Sometimes I’m grateful I don’t have a daughter. I’m not a massive fan of pink, for one thing, and I have it on good authority you end up inundated with pink if you happen to conceive a female of our species (for some inexplicable reason).
My pink-aversion isn’t the main source of my relief, though.
I can’t imagine bringing up a girl, trying to instill her with confidence and good self-esteem whilst simultaneously trying to keep her safe in this world.
Not when a presidential candidate apparently thinks being a star means he can grab women by the genitals and kiss them without waiting (for what…consent?). And when his obvious lack of respect for half the population of the world doesn’t even seem to register as a reason not to vote for him to so many people. I won’t even go into the other horrendous possible crimes he has committed against women and girls.
Not when Brock Turner can shove his fingers inside an unconscious woman and writhe around on top of her and only have to serve three months in jail. And when his swimming times seemed to be considered relevant details to the reporting of the sexual assault.
Not when Ched Evans – who admits he lied to get a key card to the room of the woman he
callously raped ‘had sex with’ and barged into the room without knocking; did not speak a single word to the incredibly drunk woman before, during or after the act; and then fled via the fire escape – can be found ‘not guilty’ of rape based solely on the poor woman’s previous boyfriends’ accounts of sex with her (after those ex-boyfriends so altruistically came forward with this information following a reward of £50,000 being offered for such information).
And now, not when a t-shirt with the slogan ‘NO MEANS NO Well maybe if I’m drunk‘ was deemed acceptable to be sold and widely advertised online.
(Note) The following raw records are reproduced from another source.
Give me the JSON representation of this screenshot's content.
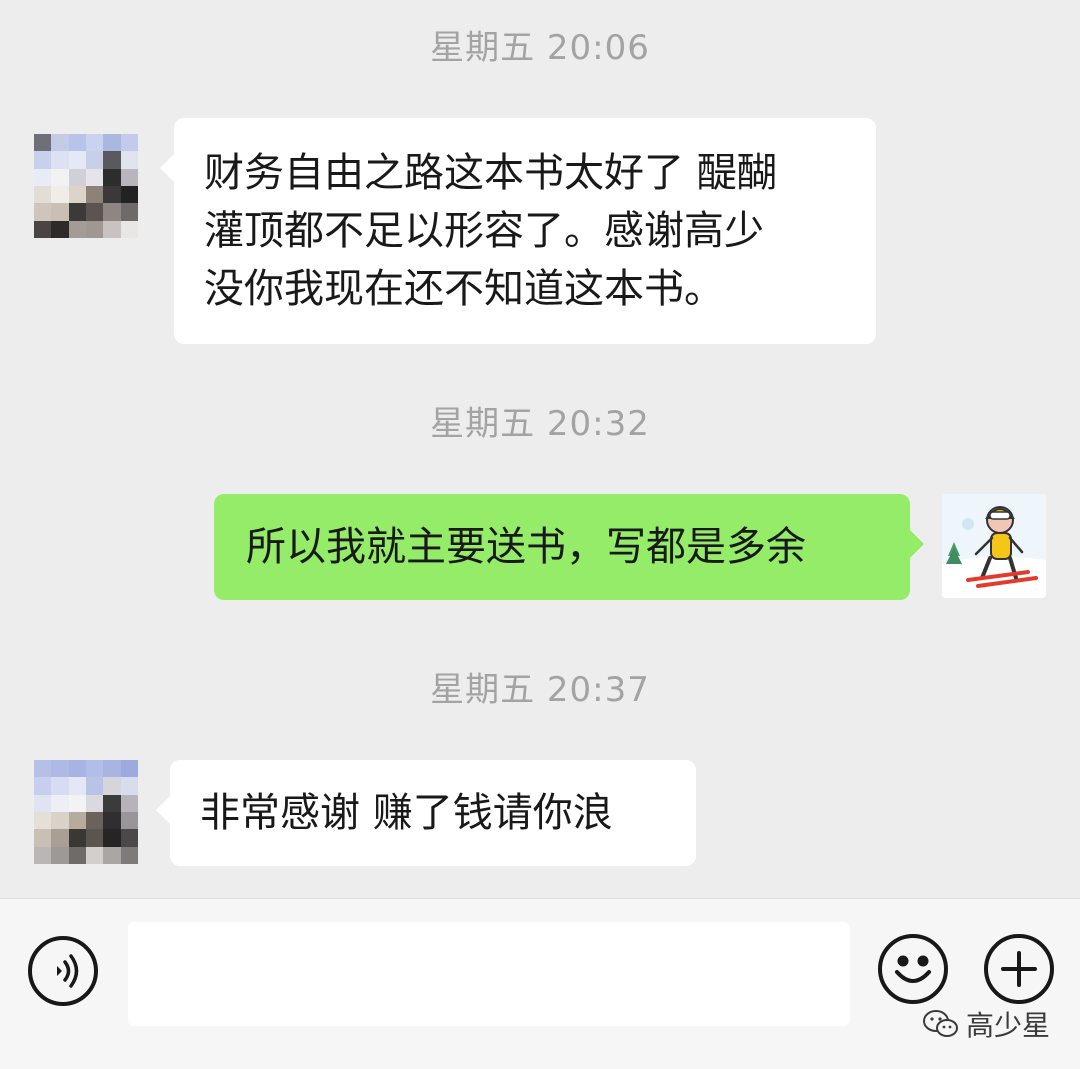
{
  "conversation": {
    "messages": [
      {
        "timestamp": "星期五 20:06",
        "direction": "incoming",
        "text": "财务自由之路这本书太好了 醍醐\n灌顶都不足以形容了。感谢高少\n没你我现在还不知道这本书。"
      },
      {
        "timestamp": "星期五 20:32",
        "direction": "outgoing",
        "text": "所以我就主要送书，写都是多余"
      },
      {
        "timestamp": "星期五 20:37",
        "direction": "incoming",
        "text": "非常感谢 赚了钱请你浪"
      }
    ]
  },
  "input_bar": {
    "voice_icon": "voice-icon",
    "emoji_icon": "emoji-icon",
    "plus_icon": "plus-icon",
    "input_value": ""
  },
  "watermark": {
    "icon": "wechat-icon",
    "text": "高少星"
  },
  "colors": {
    "background": "#ededed",
    "incoming_bubble": "#ffffff",
    "outgoing_bubble": "#95ec69",
    "timestamp": "#a3a3a3"
  }
}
How about just being honest about what the t-shirt creators really thought?
How are parents supposed to raise girls knowing even now, even in 2016, they are viewed as objects that can be used for the sexual gratification of any man who passes? When their bodies are seen as public property to be commented on, leered at and grabbed? When judges, the media, and even the general public are more outraged by the possibility of white, rich males losing social standing than by female victims being raped or assaulted?
That’s why I have felt glad to have sons rather than daughters.
But doesn’t that just make me part of the problem?
The very fact I have sons means I have the opportunity to make sure at least two of the next generation’s men see women as people with lives and feelings of their own. I can make sure they understand about bodily autonomy and consent.
Then I panic.
My boys are autistic.
They struggle more than other people with the concept of personal space, they find it harder to identify with other people and to understand their thoughts and feelings, they have poor impulse control. And they’re growing up in a society where lewdly assessing another human being on their worth based purely on whether you’d like to have sex with them and then broadcasting this information to them and anyone else in the vicinity via shouting/whistling/honking car horn regardless of whether this person seems in any way interested or might be startled or even intimidated by this outburst is apparently a ‘compliment’ (according to a number of men and women I know). I start to worry about how I can possibly instill a healthy, respectful attitude towards women in them.
But I think, perhaps, I should relax a little.
The cubs have parents who are both aware of all the issues surrounding attitudes towards women, sex and consent and who are both happy to be counted as feminists.
I like to think as their mother and a significant adult female in the their lives, I demonstrate I’m worthy of respect and consideration. Similarly, as their father and male role model, Wolf is an example to them of a good man who is not only considerate towards women himself but who challenges misogyny when he sees it in others.
And all this is, of course, in the context of us teaching both boys to kind and caring and considerate in general.
More and more we’re giving the cubs bodily autonomy themselves (though, I admit it’s hard when your children have sensory problems around having their teeth cleaned and are demand-avoidant with regards to going to the loo or getting dressed/undressed etc.).
Most importantly, though, we’re happy to have honest conversations with the cubs. We already talk openly about a host of topics with them and I’m sure that will extend to discussions about consent and respect in time. Since communication is key to any change, I think this is such a crucial part of getting away from rape culture.
The are so many things to worry about when raising children: financial concerns, the terror all new parents feel when they look at their sleeping baby and can’t see their chest moving (because the little buggers always seem to hold their breath the moment you look at them), trying to force vegetables in them and make sure they clean their teeth, making sure they understand Han shot first. It’s one big bundle of worry.
Hopefully, this is one thing I can stop worrying about.